Te’o received phone calls, text messages and letters before every football game from his “girlfriend.” He was in contact with her family, including a twin brother, a second brother, sister and parents. He called often to check in with them, just as he did with his own family. And “Kekua” kept in contact with Te’o’s friends and family, and teammates spoke to her on the phone.

“There are a remarkable number of characters involved. We don’t know how many people they represent,” Notre Dame Athletic Director Jack Swarbrick said at a news conference this week. “There are male and female characters, brothers, cousins, mother, and we don’t know if it’s two people playing multiple characters or multiple people.”

“It goes to the sophistication of this, that there are all these sort of independent pieces that reinforce elements of the story all the way through,” he said.

One of Te’o’s teammates who asked not to be identified told ABC News that it was normal for Te’o to pass his phone around to teammates when he was on the line with “Lennay” so they could say hello to her.

“I talked to her,” this teammate said. “I wasn’t suspicious.”

When Te’o got the call telling him that Lennay had died last fall, he was in the locker room, the teammate said.

“He got real emotional, crying,” the teammate said. “He’s an emotional guy.”

The teammate said he thinks Te’o genuinely got hoaxed. The fact that Te’o talked about meeting her and touching her hand — when really he only “met” her on the Internet — makes this teammate think that he was not completely telling the truth about his relationship.

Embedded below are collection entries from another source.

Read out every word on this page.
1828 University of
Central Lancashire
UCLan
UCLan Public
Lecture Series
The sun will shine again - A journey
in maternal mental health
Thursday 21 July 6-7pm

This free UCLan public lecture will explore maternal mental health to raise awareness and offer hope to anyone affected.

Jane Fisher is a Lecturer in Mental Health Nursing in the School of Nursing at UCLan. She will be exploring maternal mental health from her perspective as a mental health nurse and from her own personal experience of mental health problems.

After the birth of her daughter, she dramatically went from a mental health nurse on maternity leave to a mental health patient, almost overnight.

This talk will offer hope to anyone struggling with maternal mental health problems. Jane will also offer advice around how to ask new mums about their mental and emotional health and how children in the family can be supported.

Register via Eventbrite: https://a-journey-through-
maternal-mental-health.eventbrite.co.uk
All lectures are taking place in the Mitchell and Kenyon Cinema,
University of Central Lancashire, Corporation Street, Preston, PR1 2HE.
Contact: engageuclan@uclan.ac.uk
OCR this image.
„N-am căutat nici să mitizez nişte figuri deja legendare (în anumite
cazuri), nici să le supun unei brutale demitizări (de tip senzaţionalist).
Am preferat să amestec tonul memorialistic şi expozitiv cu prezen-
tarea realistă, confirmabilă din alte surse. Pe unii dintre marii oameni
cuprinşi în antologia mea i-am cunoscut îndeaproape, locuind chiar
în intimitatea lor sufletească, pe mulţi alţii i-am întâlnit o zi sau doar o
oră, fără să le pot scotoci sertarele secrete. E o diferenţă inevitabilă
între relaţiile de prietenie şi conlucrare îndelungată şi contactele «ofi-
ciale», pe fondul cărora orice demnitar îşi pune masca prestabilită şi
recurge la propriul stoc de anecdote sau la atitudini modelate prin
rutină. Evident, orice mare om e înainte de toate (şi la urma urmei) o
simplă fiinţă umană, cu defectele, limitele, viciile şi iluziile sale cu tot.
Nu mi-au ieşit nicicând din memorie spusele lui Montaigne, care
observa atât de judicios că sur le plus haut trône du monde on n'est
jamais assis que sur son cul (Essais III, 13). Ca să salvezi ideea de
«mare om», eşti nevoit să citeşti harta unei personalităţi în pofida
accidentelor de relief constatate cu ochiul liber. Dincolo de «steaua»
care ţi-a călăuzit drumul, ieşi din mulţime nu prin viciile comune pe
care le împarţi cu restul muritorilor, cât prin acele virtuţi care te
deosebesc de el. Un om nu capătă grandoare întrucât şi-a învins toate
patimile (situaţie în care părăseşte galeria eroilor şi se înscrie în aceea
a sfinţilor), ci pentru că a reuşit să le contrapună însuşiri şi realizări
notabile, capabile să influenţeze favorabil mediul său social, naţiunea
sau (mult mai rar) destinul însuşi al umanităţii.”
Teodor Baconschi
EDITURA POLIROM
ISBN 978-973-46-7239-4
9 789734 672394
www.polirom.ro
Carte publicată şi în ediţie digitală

“I think he was just embarrassed about it, the whole Internet thing,” the teammate said. The player said he hasn’t talked to Te’o since this story broke.

In response to Te’o’s comments that the investigators hired by the school never interviewed him, just asked for a picture and any evidence he had, Notre Dame spokesman Dennis Brown provides the following statement:

“Notre Dame engaged with a highly regarded investigative firm to, first and foremost, determine who had perpetrated what by all appearances was a hoax. The ‘catfish’ scheme and those responsible for it were discovered so quickly that there was no need for an interview with Manti – though that would have been the next step had nothing turned up. The investigators’ work has been verified by media reports and the confession this week of the principal participant.”

Brown said that the investigators started their work on Jan. 2 and on Jan. 4 and the school received an oral report with the information on the “catfish” scheme and the perpetrators.

“Catfish” movie director and actor Ariel Schulman told “Good Morning America” that he believes there may have been “a few other people duped by the fake Lennay character.”

Te’o at first kept a low-profile after the news of the scandal broke. But he has since released a statement calling the situation “incredibly embarrassing” and granted an interview to ESPN. ABC News’ Katie Couric will conduct the first on-camera interview with Manti Te’o for her syndicated daytime talk show, “Katie,” on Jan. 24.